I need to add that my "delinquency" was a little over $100, the amount of the delayed check, which clearly showed the date I had written it, several days in advance of the due date. The university had kicked me out of the system over a hundred bucks (yes, good days, when a month in a dorm, including food, was $100. But remember that, back then, minimum wage was $1.60 an hour).
Now, a seemingly unrelated story. This past week, a prominent university in my state fired a football coach. I know, that happens all the time. But what made this newsworthy to me was that, while he was working for them, he was making millions of dollars, and now that he was not, he was going to continue to be paid millions. If I read the article right, they are committed to over $70 million, whether he works or not.

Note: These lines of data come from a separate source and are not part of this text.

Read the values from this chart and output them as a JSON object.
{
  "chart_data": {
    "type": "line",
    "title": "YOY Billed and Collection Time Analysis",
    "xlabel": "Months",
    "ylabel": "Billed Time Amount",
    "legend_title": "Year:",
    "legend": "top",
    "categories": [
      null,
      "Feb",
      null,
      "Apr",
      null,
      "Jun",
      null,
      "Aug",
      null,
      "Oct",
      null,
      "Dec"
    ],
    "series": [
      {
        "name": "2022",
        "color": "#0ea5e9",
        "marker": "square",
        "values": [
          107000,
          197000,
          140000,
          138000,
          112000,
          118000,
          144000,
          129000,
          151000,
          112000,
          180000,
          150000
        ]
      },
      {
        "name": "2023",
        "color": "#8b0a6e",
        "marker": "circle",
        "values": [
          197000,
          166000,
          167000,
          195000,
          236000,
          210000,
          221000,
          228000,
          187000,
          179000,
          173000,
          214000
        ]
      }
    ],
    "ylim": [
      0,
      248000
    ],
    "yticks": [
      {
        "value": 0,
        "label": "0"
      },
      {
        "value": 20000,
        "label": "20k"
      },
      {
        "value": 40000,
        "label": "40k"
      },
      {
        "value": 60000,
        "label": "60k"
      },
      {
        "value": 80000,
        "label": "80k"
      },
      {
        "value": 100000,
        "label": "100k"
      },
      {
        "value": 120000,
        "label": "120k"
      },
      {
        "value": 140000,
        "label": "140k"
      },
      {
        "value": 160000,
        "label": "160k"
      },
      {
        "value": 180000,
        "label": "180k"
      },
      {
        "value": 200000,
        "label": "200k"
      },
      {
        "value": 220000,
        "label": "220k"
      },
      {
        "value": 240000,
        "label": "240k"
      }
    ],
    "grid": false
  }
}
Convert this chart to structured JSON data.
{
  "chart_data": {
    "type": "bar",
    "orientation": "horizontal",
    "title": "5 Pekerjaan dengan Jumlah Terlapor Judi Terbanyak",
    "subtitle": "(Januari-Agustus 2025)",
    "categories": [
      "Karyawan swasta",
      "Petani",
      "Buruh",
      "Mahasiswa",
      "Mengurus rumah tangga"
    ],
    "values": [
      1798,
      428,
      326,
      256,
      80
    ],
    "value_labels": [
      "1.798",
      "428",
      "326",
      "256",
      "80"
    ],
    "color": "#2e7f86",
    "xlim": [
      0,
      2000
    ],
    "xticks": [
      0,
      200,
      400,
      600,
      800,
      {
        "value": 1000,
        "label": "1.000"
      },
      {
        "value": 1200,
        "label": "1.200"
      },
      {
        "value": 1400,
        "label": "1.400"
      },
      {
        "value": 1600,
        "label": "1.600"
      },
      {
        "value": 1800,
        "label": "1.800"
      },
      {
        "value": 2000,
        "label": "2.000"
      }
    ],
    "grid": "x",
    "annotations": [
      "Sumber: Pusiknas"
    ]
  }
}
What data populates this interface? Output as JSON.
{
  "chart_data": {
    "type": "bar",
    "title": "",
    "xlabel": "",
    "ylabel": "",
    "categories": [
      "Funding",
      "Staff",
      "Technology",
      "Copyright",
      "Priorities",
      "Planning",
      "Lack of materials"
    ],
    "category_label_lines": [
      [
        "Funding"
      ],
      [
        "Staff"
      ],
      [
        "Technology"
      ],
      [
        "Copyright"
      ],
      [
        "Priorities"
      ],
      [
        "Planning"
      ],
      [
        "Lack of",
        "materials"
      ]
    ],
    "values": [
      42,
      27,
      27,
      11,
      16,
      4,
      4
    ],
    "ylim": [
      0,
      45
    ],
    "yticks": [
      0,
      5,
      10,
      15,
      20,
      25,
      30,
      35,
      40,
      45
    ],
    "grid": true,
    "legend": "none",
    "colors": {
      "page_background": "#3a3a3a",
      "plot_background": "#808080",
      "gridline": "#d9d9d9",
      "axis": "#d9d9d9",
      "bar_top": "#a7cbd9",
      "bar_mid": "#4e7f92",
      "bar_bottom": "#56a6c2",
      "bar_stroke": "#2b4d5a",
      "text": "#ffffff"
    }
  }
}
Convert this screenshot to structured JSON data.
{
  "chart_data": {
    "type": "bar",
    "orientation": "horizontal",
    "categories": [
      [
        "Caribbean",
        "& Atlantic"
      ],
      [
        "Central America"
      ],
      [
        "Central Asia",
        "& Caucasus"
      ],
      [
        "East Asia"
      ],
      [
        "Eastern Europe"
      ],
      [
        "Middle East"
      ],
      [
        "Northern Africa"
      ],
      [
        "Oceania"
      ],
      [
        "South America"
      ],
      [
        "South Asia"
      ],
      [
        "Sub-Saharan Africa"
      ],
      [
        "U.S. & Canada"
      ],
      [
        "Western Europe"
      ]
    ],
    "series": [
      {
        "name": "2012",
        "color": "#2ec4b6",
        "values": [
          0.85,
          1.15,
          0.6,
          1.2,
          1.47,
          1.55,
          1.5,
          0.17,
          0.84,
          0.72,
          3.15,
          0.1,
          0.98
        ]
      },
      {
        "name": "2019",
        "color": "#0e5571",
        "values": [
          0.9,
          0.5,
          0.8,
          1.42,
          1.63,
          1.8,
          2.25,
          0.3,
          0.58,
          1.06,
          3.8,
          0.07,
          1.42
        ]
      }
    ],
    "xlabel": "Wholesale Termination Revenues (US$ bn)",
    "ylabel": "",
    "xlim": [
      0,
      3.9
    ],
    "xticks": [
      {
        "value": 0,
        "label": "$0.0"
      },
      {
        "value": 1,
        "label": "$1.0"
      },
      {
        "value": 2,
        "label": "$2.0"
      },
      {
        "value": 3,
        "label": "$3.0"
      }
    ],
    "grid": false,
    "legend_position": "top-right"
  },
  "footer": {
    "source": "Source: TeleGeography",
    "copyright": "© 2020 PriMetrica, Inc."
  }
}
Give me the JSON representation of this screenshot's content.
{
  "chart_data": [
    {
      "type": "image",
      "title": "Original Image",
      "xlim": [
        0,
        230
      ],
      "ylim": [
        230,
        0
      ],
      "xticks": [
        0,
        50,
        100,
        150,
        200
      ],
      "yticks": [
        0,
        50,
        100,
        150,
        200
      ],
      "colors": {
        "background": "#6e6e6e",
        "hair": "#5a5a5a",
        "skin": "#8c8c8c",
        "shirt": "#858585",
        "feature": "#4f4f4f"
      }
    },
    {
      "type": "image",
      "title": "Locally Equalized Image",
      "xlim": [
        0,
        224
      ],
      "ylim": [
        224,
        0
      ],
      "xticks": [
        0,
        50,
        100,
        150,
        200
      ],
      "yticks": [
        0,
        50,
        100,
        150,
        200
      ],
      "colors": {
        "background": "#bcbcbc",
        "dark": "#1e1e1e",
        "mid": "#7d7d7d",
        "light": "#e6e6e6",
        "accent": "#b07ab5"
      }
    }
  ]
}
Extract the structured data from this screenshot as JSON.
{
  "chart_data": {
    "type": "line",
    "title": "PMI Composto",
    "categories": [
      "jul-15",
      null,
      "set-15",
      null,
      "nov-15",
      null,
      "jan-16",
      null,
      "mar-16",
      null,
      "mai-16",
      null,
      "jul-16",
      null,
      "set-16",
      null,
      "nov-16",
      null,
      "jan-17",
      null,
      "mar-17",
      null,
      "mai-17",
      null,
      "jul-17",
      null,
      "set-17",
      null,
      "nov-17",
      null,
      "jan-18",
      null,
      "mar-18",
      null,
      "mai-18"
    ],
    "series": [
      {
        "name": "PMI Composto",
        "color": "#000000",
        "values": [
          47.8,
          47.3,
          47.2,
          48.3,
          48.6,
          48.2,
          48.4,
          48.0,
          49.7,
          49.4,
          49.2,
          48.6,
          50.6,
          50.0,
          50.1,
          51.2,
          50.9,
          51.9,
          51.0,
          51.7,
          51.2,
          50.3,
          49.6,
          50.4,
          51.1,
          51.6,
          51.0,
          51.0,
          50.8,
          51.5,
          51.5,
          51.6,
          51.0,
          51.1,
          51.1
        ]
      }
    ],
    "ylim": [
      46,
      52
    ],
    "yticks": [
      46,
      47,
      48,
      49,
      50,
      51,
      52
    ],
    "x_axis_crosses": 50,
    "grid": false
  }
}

Let's put it in context. That campus has, maybe 150,000 students. I'm sure they are having to pay room and board and books and tuition. I know prices are higher than the $100 monthly I was paying back in the 70s. Having put four kids through school, I also know that whatever the price, if they don't pay, they have to leave. My wife and I did a lot of work to make sure that didn't happen to them, and my children rolled up their sleeves and worked to help the cause.
I'm trying to figure out how the same university that would send a kid home for missing a month's room and board could be the same university that would fire a football coach and say, "Oh, what the heck. Just keep the money." I also realize that they will have to pay someone else to take his place. How could these two worlds co-exist? Some students cannot come up with the money, and university systems are more than happy to help them get loans -- lots of loans. There are adults in America today who are old enough to retire and are still paying off college loans.
Why, in a country that continually complains about inequity, does this exist? Why does a university education cost so much? We are told that it's necessary to maintain a quality of instruction, adequate facilities, all the good things that contribute to success in the university system. My first question, of course, is "How many university professors get contracts for $70 million or more?"
How can a school justify spending money like that? What type of value system invests less -- much less -- in the education and training of its students than they do in trying to get the school into a game in January that gives them a chance to have bragging rights about a "national championship" for less than a year?
I don't fault the coach. I guess if someone offered me a job for $70 million and guaranteed me the money -- all of it -- even if they fired me, I would have problems turning the offer down. But it says a lot about priorities.
Our country, our culture, needs leaders. We need people who have been trained, who have worked hard to get an education, and are ready to use it to meet the challenges of our time. We need people who have learned from the best in productivity, leadership, and innovation. Somehow, schools that get a national championship is not the priority that will equip the next generation. Don't get me wrong. I love college football, and love Saturdays in the fall when I get to watch. I am in awe of some of those young athletes, both the ones who excel on the gridiron and in the classroom simultaneously, as well as the ones who realize that God has blessed them with phenomenal abilities and decide to give back to the community.
No, the villain for me is the class of people who would keep an enthusiastic student out of a classroom through a one-hundred-dollar misunderstanding, and at the same time adopt an "it's-only-money" attitude toward a multimillion-dollar contract that needs to be tweaked.
Can anyone honestly tell me there's nothing wrong with that set of priorities?